Thursday, June 19, 2008

Weight Limit

This happened sometime ago now.
Patient who had recently had a fall, as a result fractured his tibial shaft. He had an ORIF and the fracture was stabilised and was able to weightbear. He had been ambulating with a pulpit frame on a couple of occasion with 2xassist and managed about 5m with the ward physio. The patient normally uses a wheelchair and uses a zimmer frame for transfers. My supervisor had told me to go see this man and get him to ambulate about 5m. So i got everything ready; a pulpit frame and a nurse to help. We managed to get him into standing without any hassels and onto the pulpit frame. He walked a few steps and was doing really well. My supervisor walks past and stops and asks the patient to be seated. She then waved me over away from the patient and told me that the patient was 110kg and the weight limit on the pulpit frame is 100kg!! We eventually got a pulpit frame that had a higher limit and the patient managed fine.

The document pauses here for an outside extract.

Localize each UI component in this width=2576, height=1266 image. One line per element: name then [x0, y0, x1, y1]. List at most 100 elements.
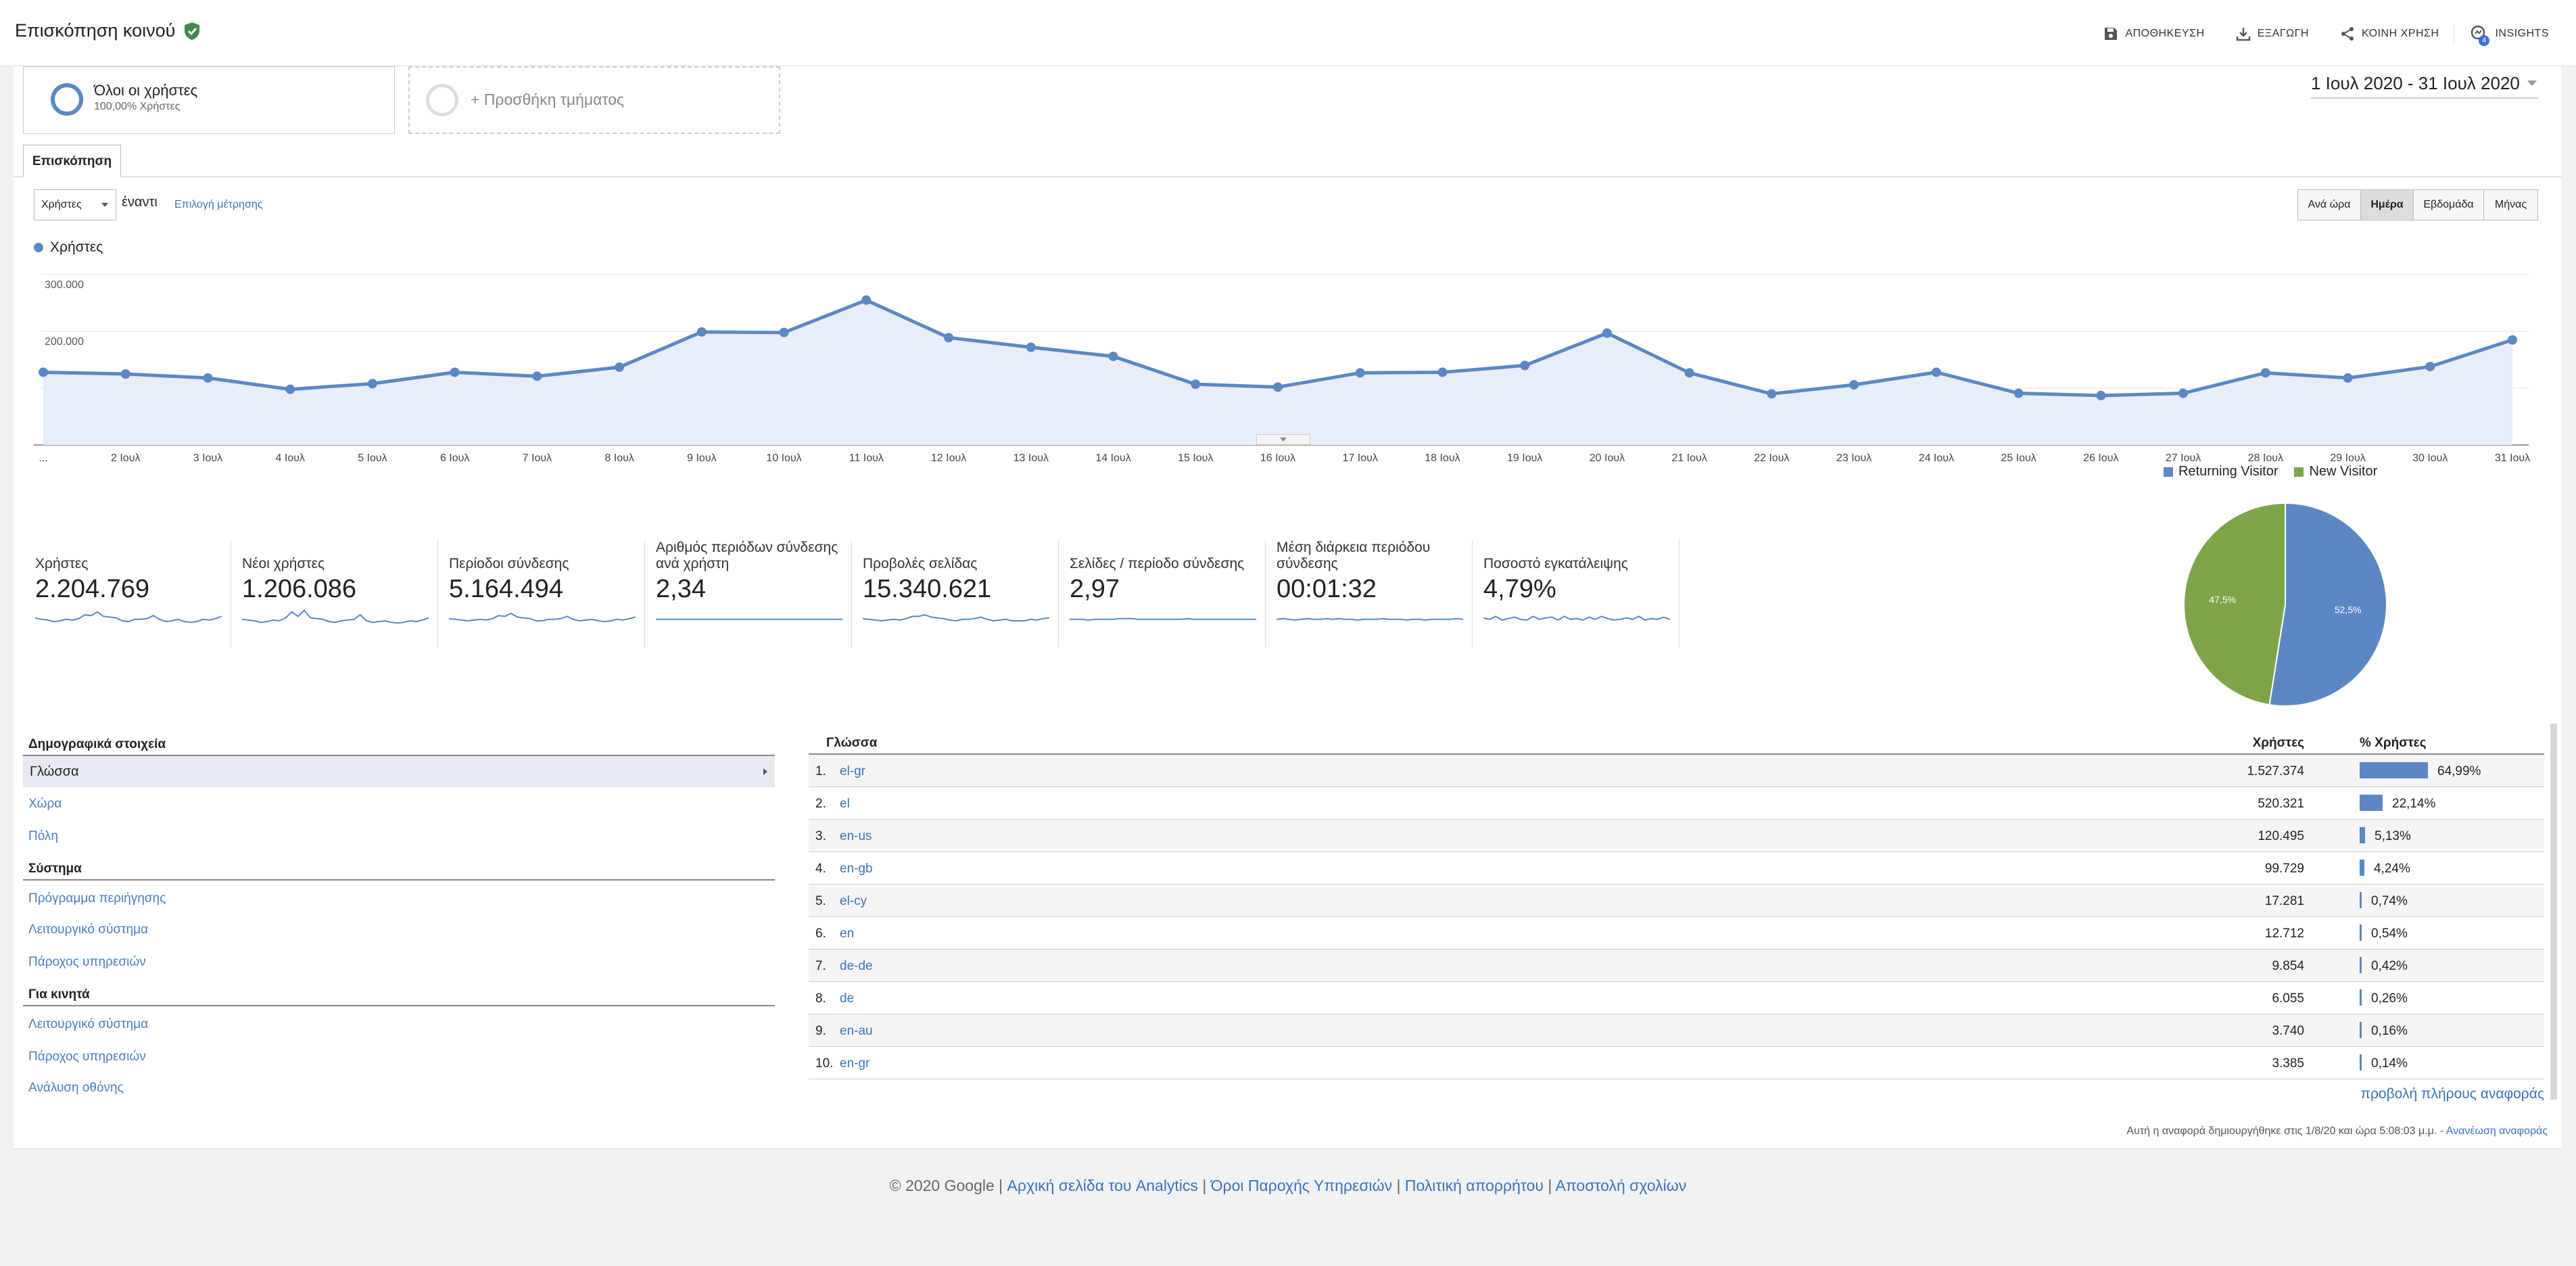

Looking back at it, if something happened, it could of been really nasty. Pulpit frame breaking and as a result, patient falling and possibly other fractures. Then the patient would lose confidence in himself and in the physio. There are so many things that could happen. Luckily, it did, phew.

The thing is, weight limit on a pulpit frame didn't ever cross my mind and i wasn't aware there were other frames that took more weight than others. I did realise the patient was heavy.

There is only one solution to this. Next time check the weight limits of equipment (not just pulpit frames, but tilt tables, zimmer frames ...etc) and have a good idea of what your patient weighs, normally in the obs chart or notes. Now that this has happened, its a quick check i would with all my patients.

2 comments:

Anonymous said...

Yeah that would have been quite the sticky situation. I also didnt realise they had wt limits, and i thought if they did they would be large enough to support all pt's we would come across. It also would have been completely the physio's fault as the equipment could not be blamed which would make the situation even worse. Learning from a potential disaster is much better than a real one. Thanks for the heads up, Im sure most of 4th yrs/new grads would be in the same boat.

Anonymous said...

i agree that it is easy to missjudge things like this but i guess with time and practice all of this would come naturally. Making mistakes is all part and parcel of learning.
I wouldn't take it as a negative thing 4th yr is all about learning and i'm sure you will now be more careful.